17 So Jacob put his wives and children on camels, 18 and he drove all his livestock in front of him. He packed all the belongings he had acquired in Paddan-aram and set out for the land of Canaan, where his father, Isaac, lived. 19 At the time they left, Laban was some distance away, shearing his sheep. Rachel stole her father’s household idols and took them with her. 20 Jacob outwitted Laban the Aramean, for they set out secretly and never told Laban they were leaving. 21 So Jacob took all his possessions with him and crossed the Euphrates River, heading for the hill country of Gilead.
To Think About…
So while Jacob and Laban were both doing their best to manipulate the situation to their own advantage, God was working behind the scenes. Jacob believed that he had finally outsmarted Laban and won, but he discovers that it was God who was truly in control and the reason for Jacob’s wealth.
Rachel and Leah agree with Jacob that it is in all their best interest to finally leave and be independent of Laban.

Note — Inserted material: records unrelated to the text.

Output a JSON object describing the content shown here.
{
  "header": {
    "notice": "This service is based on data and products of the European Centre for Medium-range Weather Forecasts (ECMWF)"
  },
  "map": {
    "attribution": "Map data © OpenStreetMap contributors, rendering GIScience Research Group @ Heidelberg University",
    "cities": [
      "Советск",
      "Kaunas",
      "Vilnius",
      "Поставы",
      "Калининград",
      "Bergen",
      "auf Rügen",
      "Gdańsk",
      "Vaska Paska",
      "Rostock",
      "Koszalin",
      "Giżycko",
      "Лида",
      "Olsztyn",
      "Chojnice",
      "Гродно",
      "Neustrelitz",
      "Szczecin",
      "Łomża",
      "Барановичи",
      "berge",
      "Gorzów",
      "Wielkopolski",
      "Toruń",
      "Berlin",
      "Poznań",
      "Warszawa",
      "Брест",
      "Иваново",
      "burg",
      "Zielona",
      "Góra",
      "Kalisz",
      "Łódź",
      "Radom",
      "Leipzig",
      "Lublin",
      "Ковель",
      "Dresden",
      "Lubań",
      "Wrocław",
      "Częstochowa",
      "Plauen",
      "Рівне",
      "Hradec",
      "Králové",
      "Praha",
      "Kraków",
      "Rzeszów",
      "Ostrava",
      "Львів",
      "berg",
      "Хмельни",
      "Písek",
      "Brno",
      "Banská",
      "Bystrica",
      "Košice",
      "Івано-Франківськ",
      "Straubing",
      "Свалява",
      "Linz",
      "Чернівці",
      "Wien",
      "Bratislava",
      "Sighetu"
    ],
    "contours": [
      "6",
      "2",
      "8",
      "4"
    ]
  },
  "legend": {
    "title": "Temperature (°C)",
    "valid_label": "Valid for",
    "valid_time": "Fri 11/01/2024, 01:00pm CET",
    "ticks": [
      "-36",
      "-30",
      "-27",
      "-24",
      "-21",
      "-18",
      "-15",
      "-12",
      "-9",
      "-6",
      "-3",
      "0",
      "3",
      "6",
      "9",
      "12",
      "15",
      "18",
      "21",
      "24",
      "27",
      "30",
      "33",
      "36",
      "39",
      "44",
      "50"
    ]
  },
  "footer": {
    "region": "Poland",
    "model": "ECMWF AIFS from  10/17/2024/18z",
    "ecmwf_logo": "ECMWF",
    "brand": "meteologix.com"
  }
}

Rachel’s stealing of her father’s household gods is a strange incident, but in those times the acquiring of these family idols signified the head of the family, which customarily would be inherited by the firstborn. It is ironic that the younger sibling again claims something that is not her right to claim according to the customs back then.
3 Then Jacob sent messengers ahead to his brother, Esau, who was living in the region of Seir in the land of Edom. 4 He told them, “Give this message to my master Esau: ‘Humble greetings from your servant Jacob. Until now I have been living with Uncle Laban, 5 and now I own cattle, donkeys, flocks of sheep and goats, and many servants, both men and women. I have sent these messengers to inform my lord of my coming, hoping that you will be friendly to me.’ ”

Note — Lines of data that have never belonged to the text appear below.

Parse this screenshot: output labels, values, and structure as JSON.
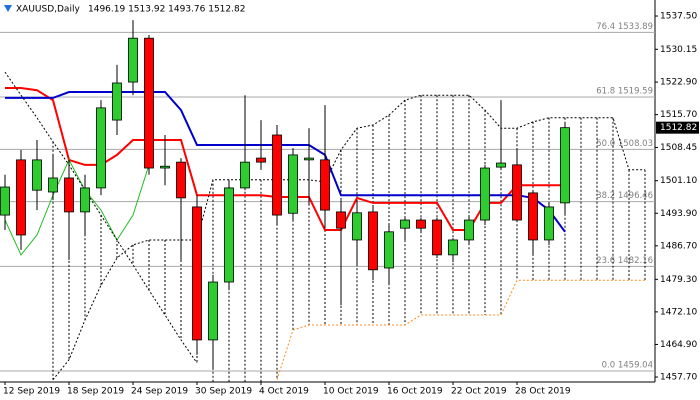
{
  "chart_data": {
    "type": "candlestick",
    "title": "XAUUSD,Daily",
    "ohlc_text": "1496.19 1513.92 1493.76 1512.82",
    "last_price": 1512.82,
    "up_color": "#2ecc2e",
    "down_color": "#ff0000",
    "categories": [
      "12 Sep 2019",
      null,
      null,
      null,
      "18 Sep 2019",
      null,
      null,
      null,
      "24 Sep 2019",
      null,
      null,
      null,
      "30 Sep 2019",
      null,
      null,
      null,
      "4 Oct 2019",
      null,
      null,
      null,
      "10 Oct 2019",
      null,
      null,
      null,
      "16 Oct 2019",
      null,
      null,
      null,
      "22 Oct 2019",
      null,
      null,
      null,
      "28 Oct 2019",
      null,
      null,
      null,
      null,
      null,
      null,
      null,
      null
    ],
    "open": [
      1493.5,
      1505.7,
      1499.0,
      1498.6,
      1501.7,
      1494.2,
      1499.5,
      1514.5,
      1522.9,
      1532.6,
      1503.9,
      1505.2,
      1495.3,
      1465.9,
      1478.7,
      1499.5,
      1506.1,
      1511.2,
      1493.9,
      1505.7,
      1505.7,
      1494.2,
      1488.0,
      1494.2,
      1481.8,
      1490.6,
      1492.4,
      1492.4,
      1484.7,
      1488.0,
      1492.4,
      1504.1,
      1504.6,
      1498.4,
      1488.0,
      1496.19,
      null,
      null,
      null,
      null,
      null
    ],
    "high": [
      1502.4,
      1507.9,
      1510.1,
      1506.8,
      1505.7,
      1502.4,
      1518.9,
      1526.7,
      1536.6,
      1533.3,
      1511.2,
      1506.1,
      1497.9,
      1480.3,
      1501.3,
      1520.0,
      1514.5,
      1513.4,
      1508.3,
      1512.7,
      1517.8,
      1496.8,
      1496.8,
      1495.7,
      1491.3,
      1492.9,
      1492.9,
      1492.9,
      1488.4,
      1493.5,
      1504.6,
      1518.9,
      1508.3,
      1499.0,
      1496.4,
      1513.92,
      null,
      null,
      null,
      null,
      null
    ],
    "low": [
      1490.2,
      1485.8,
      1494.6,
      1496.8,
      1483.6,
      1489.1,
      1497.9,
      1511.2,
      1520.0,
      1502.4,
      1500.1,
      1483.6,
      1462.6,
      1459.3,
      1476.9,
      1499.0,
      1503.5,
      1491.3,
      1492.4,
      1495.7,
      1490.6,
      1473.6,
      1482.5,
      1479.1,
      1478.0,
      1488.0,
      1489.8,
      1484.0,
      1483.1,
      1486.9,
      1491.3,
      1503.5,
      1492.0,
      1484.7,
      1486.9,
      1493.76,
      null,
      null,
      null,
      null,
      null
    ],
    "close": [
      1499.7,
      1489.1,
      1505.7,
      1501.7,
      1494.2,
      1499.5,
      1517.2,
      1522.7,
      1532.6,
      1503.9,
      1504.3,
      1497.3,
      1465.9,
      1478.7,
      1499.5,
      1505.2,
      1505.2,
      1493.5,
      1506.8,
      1506.1,
      1494.6,
      1490.6,
      1494.0,
      1481.4,
      1489.8,
      1492.4,
      1490.6,
      1484.7,
      1488.0,
      1492.4,
      1503.9,
      1505.0,
      1492.4,
      1488.0,
      1495.3,
      1512.82,
      null,
      null,
      null,
      null,
      null
    ],
    "series": [
      {
        "color": "#ff0000",
        "style": "solid",
        "values": [
          1521.6,
          1521.6,
          1521.1,
          1518.9,
          1505.7,
          1504.6,
          1504.6,
          1506.8,
          1510.1,
          1510.1,
          1510.1,
          1510.1,
          1497.9,
          1497.9,
          1497.9,
          1497.9,
          1497.9,
          1497.5,
          1497.5,
          1497.5,
          1490.2,
          1490.2,
          1497.3,
          1496.2,
          1496.2,
          1496.2,
          1496.2,
          1496.2,
          1490.2,
          1490.2,
          1496.2,
          1496.2,
          1500.1,
          1500.1,
          1500.1,
          1500.1,
          null,
          null,
          null,
          null,
          null
        ]
      },
      {
        "color": "#0000cc",
        "style": "solid",
        "values": [
          1519.4,
          1519.4,
          1519.4,
          1519.4,
          1520.7,
          1520.7,
          1520.7,
          1520.7,
          1520.7,
          1520.7,
          1520.7,
          1516.7,
          1509.0,
          1509.0,
          1509.0,
          1509.0,
          1509.0,
          1509.0,
          1509.0,
          1509.0,
          1506.8,
          1497.9,
          1497.9,
          1497.9,
          1497.9,
          1497.9,
          1497.9,
          1497.9,
          1497.9,
          1497.9,
          1497.9,
          1497.9,
          1497.9,
          1497.3,
          1494.6,
          1489.8,
          null,
          null,
          null,
          null,
          null
        ]
      },
      {
        "color": "#22bb22",
        "style": "thin",
        "values": [
          1492.4,
          1484.7,
          1489.1,
          1497.9,
          1505.7,
          1499.0,
          1494.6,
          1488.0,
          1493.5,
          1504.6,
          null,
          null,
          null,
          null,
          null,
          null,
          null,
          null,
          null,
          null,
          null,
          null,
          null,
          null,
          null,
          null,
          null,
          null,
          null,
          null,
          null,
          null,
          null,
          null,
          null,
          null,
          null,
          null,
          null,
          null,
          null
        ]
      },
      {
        "color": "#000000",
        "style": "dotted",
        "values": [
          null,
          null,
          null,
          1457.1,
          1461.5,
          1470.3,
          1478.0,
          1484.0,
          1486.9,
          1488.0,
          1488.0,
          1488.0,
          1488.0,
          1501.3,
          1501.3,
          1501.3,
          1501.3,
          1501.3,
          1501.3,
          1501.3,
          1500.8,
          1507.9,
          1512.7,
          1513.4,
          1515.6,
          1518.9,
          1520.0,
          1520.0,
          1520.0,
          1520.0,
          1516.7,
          1512.7,
          1512.7,
          1514.1,
          1515.0,
          1515.0,
          1515.0,
          1515.0,
          1515.0,
          1503.5,
          1503.5
        ]
      },
      {
        "color": "#ff8c1a",
        "style": "dotted",
        "values": [
          null,
          null,
          null,
          null,
          null,
          null,
          null,
          null,
          null,
          null,
          null,
          null,
          null,
          null,
          null,
          null,
          null,
          1457.1,
          1468.1,
          1469.2,
          1469.2,
          1469.2,
          1469.2,
          1469.2,
          1469.2,
          1469.2,
          1471.4,
          1471.4,
          1471.4,
          1471.4,
          1471.4,
          1471.4,
          1479.1,
          1479.1,
          1479.1,
          1479.1,
          1479.1,
          1479.1,
          1479.1,
          1479.1,
          1479.1
        ]
      },
      {
        "color": "#000000",
        "style": "dotted",
        "values": [
          1525.1,
          1520.0,
          1515.0,
          1509.7,
          1504.6,
          1499.0,
          1493.5,
          1488.0,
          1482.5,
          1476.9,
          1471.4,
          1465.9,
          1460.8,
          null,
          null,
          null,
          null,
          null,
          null,
          null,
          null,
          null,
          null,
          null,
          null,
          null,
          null,
          null,
          null,
          null,
          null,
          null,
          null,
          null,
          null,
          null,
          null,
          null,
          null,
          null,
          null
        ]
      }
    ],
    "fib": [
      {
        "label": "76.4 1533.89",
        "value": 1533.89
      },
      {
        "label": "61.8 1519.59",
        "value": 1519.59
      },
      {
        "label": "50.0 1508.03",
        "value": 1508.03
      },
      {
        "label": "38.2 1496.46",
        "value": 1496.46
      },
      {
        "label": "23.6 1482.16",
        "value": 1482.16
      },
      {
        "label": "0.0 1459.04",
        "value": 1459.04
      }
    ],
    "ylim": [
      1456.6,
      1540.6
    ],
    "yticks": [
      {
        "value": 1537.5,
        "label": "1537.50"
      },
      1530.15,
      {
        "value": 1522.9,
        "label": "1522.90"
      },
      {
        "value": 1515.7,
        "label": "1515.70"
      },
      1508.45,
      {
        "value": 1501.1,
        "label": "1501.10"
      },
      {
        "value": 1493.9,
        "label": "1493.90"
      },
      {
        "value": 1486.7,
        "label": "1486.70"
      },
      {
        "value": 1479.3,
        "label": "1479.30"
      },
      {
        "value": 1472.1,
        "label": "1472.10"
      },
      {
        "value": 1464.9,
        "label": "1464.90"
      },
      {
        "value": 1457.7,
        "label": "1457.70"
      }
    ]
  }
}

6 After delivering the message, the messengers returned to Jacob and reported, “We met your brother, Esau, and he is already on his way to meet you—with an army of 400 men!” 7 Jacob was terrified at the news. He divided his household, along with the flocks and herds and camels, into two groups. 8 He thought, “If Esau meets one group and attacks it, perhaps the other group can escape.”
9 Then Jacob prayed, “O God of my grandfather Abraham, and God of my father, Isaac—O Lord, you told me, ‘Return to your own land and to your relatives.’ And you promised me, ‘I will treat you kindly.’ 10 I am not worthy of all the unfailing love and faithfulness you have shown to me, your servant. When I left home and crossed the Jordan River, I owned nothing except a walking stick. Now my household fills two large camps! 11 O Lord, please rescue me from the hand of my brother, Esau. I am afraid that he is coming to attack me, along with my wives and children. 12 But you promised me, ‘I will surely treat you kindly, and I will multiply your descendants until they become as numerous as the sands along the seashore—too many to count.’ ”
To Think About…
Jacob knows that returning means that he will finally have to face his brother, Esau. What he doesn’t know is whether or not his brother still wants to kill him. From the look of things in verse 6, it doesn’t look too promising for Jacob.
Finally, Jacob does what he should have done 20 years ago… turn to God for help. In verses 9-12, we have a sincere, heartfelt prayer asking God to save him while acknowledging that it’s not what he deserves.
Why do you think it takes us so long to realize we need to turn to God?
Why do you think it is often hard to see what God is doing in our lives?
What is Jacob’s story teaching you about living by faith?